6. Identify the outcome

Explain how your choice impacted you and the business to demonstrate that you take accountability for the impact of your actions. Talk about how you mitigated any potentially negative outcomes or responded to unanticipated events that your decision caused.

7. Reflect on the decision

Discuss any lessons learned from making the choice(s) you did and identify anything you might have done differently in hindsight. Reflecting on the scenario lets interviewers know that you are committed to growing your decision-making skills and refining your approach to solving problems.

"Difficult decision” sample answers

Everyone has different experiences, so each answer depends on the candidate's values and professional opportunities. These sample answers demonstrate how to discuss the experience of making a tough choice so that you can apply the structure to your own career. Each example highlights the candidate's strengths by sharing a situation where they made a hard choice:

Example 1

"In my previous role as a store manager, I was responsible for choosing which keyholders to promote to assistant manager. I had two excellent employees interested in the position who both started with the company at the same time, which meant I couldn't use seniority to make my decision. I used a combination of sales data, had the candidates take leadership assessments and spoke to them about their goals to choose the better candidate.

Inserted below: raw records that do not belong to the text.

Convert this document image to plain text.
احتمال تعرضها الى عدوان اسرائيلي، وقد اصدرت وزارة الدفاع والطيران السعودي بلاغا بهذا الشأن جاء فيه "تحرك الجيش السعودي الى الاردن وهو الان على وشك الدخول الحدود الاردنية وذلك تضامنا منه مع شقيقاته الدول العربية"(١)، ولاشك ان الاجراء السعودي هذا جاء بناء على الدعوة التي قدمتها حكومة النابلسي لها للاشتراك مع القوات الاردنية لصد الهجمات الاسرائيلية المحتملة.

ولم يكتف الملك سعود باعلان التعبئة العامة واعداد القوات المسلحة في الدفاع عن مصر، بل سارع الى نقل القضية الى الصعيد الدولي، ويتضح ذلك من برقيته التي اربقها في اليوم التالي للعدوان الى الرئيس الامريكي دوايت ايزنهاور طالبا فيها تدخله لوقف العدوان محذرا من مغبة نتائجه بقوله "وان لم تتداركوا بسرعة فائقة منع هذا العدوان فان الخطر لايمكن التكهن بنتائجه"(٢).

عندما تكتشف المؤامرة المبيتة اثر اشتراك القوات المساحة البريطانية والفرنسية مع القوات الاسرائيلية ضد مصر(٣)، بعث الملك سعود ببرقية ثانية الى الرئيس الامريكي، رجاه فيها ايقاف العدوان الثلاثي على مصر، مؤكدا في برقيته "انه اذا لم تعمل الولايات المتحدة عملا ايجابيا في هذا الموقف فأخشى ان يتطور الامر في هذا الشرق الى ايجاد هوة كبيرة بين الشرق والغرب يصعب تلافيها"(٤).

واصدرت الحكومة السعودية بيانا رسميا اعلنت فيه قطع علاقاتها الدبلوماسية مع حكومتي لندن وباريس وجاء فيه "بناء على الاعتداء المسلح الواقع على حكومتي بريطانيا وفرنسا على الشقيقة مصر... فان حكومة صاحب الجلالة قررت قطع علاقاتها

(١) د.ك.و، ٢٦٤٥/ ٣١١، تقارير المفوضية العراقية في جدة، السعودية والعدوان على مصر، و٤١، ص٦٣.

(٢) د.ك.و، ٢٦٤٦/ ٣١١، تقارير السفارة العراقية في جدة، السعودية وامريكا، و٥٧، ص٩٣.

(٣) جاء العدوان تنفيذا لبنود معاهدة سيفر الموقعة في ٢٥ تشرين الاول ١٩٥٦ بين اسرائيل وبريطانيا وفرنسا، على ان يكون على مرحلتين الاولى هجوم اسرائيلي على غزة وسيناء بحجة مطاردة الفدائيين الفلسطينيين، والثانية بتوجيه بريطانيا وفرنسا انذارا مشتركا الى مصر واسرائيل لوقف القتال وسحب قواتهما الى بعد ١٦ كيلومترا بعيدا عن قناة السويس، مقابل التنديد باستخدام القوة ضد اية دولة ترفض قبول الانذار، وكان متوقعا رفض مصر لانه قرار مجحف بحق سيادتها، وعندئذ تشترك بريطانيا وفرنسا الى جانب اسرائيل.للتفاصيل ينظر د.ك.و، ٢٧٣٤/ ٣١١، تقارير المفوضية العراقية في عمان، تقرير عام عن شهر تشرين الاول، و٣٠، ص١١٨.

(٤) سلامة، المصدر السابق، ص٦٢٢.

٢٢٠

I didn't want to create any animosity on the team by making the person I didn't hire feel unappreciated, so I spoke to the candidate we didn't choose and discussed other positions where they could start to grow in the company and connected them with resources to grow their professional skills."

Example 2

"I had to manage a 20% departmental budget cut that put a significant amount of stress on my staff. I knew that I needed to maintain staff salaries and keep our core functions running, and we would have to sacrifice some projects to meet budgetary guidelines. I did an internal audit of our most popular free programs and eliminated the ones with the lowest engagement to allow us to spend less on resources while maintaining our impact. I also talked to my team about where they saw the most financial waste in our department.

We were able to avoid layoffs and contribute our efforts to new digital initiatives once we started to focus on our core function instead of misdirecting time and resources to unpopular programs. That situation taught me to be decisive and confident while focusing on the company's mission."

Example 3

"As a freelance graphic designer, one of the hardest choices I made was choosing to end a relationship with a client. Their projects made up a significant portion of my regular income, and I appreciated the opportunity to grow my portfolio with their requests. However, they continually disrespected my professional boundaries by asking for free content, suddenly moving up project deadlines and making unauthorized changes to my designs. Although I wanted to find a way to please this client, I realized our relationship was unfair to myself and my other clients.

I informed the client that after the current project I would no longer be able to provide them with my services, and I stuck to my convictions when they offered a higher pay rate. The decision allowed me to spend more time attracting other clients and diversifying my business."

Example 4

"When I worked at the library I launched a teen program series that did not get the expected attendance and audience satisfaction rates. After making several adjustments, I had to decide if I was going to see the project through to completion or terminate it early and redirect the library resources to other programs. After talking to my mentor and researching the programs that neighboring libraries offered, I made the challenging choice to end my project, applying the lessons I learned from the failure to improve other initiatives.

Looking back, I'm glad that I chose to end the project, even though I had a personal stake in its success. We were able to use that program's time block to expand one of our most popular programs and increase our reach in the community over the summer instead of losing valuable time leading up to the school year."